However, a few cases of ARN induced by acenocumarol3,10 have recently been reported. On this basis, regular assessment of kidney function and coagulation during the first three months of treatment is strongly recommended, and deterioration of renal function should immediately raise the hypothesis of ARN1.

NOAC were developed to overcome the disadvantages of VKA and there are now three drugs recently approved for long-term anticoagulation: these include a thrombin inhibitor (dabigatran), and two factor Xa inhibitors (rivaroxaban and apixaban)5. NOAC have a predictable pharmacokinetic and dynamics profile, and routine coagulation evaluation in not required5. Many clinical trials have shown non-inferiority of NOAC as compared to VKA, and no significant differences between NOAC and VKA with respect to major bleedings5,6. NOAC are alternative to VKA that are being increasingly precribed1, but some cases of ARN induced by dabigatran have been reported4,7,11,12.
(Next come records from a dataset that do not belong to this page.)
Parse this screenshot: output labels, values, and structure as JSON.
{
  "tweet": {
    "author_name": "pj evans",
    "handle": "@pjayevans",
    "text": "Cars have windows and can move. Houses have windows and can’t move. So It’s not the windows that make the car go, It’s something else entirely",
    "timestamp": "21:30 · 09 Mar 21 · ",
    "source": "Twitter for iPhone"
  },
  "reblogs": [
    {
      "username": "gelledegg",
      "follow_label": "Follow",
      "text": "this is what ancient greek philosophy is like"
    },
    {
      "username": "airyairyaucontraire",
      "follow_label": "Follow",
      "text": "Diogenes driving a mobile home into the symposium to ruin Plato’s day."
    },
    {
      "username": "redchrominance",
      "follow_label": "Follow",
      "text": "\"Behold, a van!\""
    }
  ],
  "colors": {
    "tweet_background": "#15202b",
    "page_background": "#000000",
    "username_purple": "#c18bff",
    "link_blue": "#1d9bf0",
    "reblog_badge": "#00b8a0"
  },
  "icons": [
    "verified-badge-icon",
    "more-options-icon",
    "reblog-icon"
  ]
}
Rivaroxaban was approved for clinical use in 2012 and has 66% renal elimination5; it is contra-indicated when creatinine clearance is < 15 mL/min and doses should be reduced if clearance is 15–49 mL/min13.
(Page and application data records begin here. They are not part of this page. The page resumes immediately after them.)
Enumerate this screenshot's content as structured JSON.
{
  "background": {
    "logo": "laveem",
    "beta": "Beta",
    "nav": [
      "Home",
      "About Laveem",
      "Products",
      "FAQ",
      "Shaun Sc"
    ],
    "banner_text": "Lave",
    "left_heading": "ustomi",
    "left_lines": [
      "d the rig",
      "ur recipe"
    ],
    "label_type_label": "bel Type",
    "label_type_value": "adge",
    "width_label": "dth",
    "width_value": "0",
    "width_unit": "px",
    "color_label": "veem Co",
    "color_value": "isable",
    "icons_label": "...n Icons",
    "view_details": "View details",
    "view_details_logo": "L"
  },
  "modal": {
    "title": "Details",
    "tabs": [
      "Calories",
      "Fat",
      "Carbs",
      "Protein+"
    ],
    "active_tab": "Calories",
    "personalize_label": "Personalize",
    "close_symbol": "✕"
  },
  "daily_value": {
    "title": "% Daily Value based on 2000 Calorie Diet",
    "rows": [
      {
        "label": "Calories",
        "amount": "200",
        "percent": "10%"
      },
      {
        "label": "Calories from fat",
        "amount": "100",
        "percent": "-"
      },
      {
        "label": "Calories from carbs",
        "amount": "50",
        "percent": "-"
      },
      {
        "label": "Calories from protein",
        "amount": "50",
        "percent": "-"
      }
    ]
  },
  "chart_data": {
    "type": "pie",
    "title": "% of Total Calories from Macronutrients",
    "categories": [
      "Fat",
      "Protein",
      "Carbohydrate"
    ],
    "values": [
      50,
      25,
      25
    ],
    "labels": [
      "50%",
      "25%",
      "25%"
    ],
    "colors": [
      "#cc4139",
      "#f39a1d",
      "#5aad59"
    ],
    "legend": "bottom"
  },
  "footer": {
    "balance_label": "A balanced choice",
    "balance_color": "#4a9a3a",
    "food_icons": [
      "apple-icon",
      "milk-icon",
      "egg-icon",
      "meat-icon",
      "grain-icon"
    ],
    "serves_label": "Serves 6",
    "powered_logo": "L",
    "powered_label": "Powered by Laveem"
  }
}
There are some cases of rivaroxaban-associated acute interstitial nephritis14, but none of ARN related to rivaroxaban.

The pathophysiological mechanisms underlying ARN are complex and imply disruption of glomerular filtration barrier with subsequent haemorrhage into Bowman´s space and renal tubules, causing obstruction and ischemia1,4. VKA decrease thrombin activity, and therefore there is underactivation of protease activated receptor-1 (PAR-1), a receptor for thrombin expressed in endothelial cells engaged in the regulation of endothelial functions, vascular permeability, leucocyte migration and adhesion4,7. Activation of PAR-1 is important for maintaining endothelial integrity, and reduction of thrombin levels induced by anticoagulants (VKA or dabigatran) enhances glomerular haemorrhage7,10,15.

There is some evidence that interstitial haemorrhage is also important in the development of ARN, increasing oxidative stress in the kidney4,7,11. Tubular cells are very sensitive to toxic heme proteins, which can further increase oxygen-radical formation, contributing to tubular and interstitial damage11,16.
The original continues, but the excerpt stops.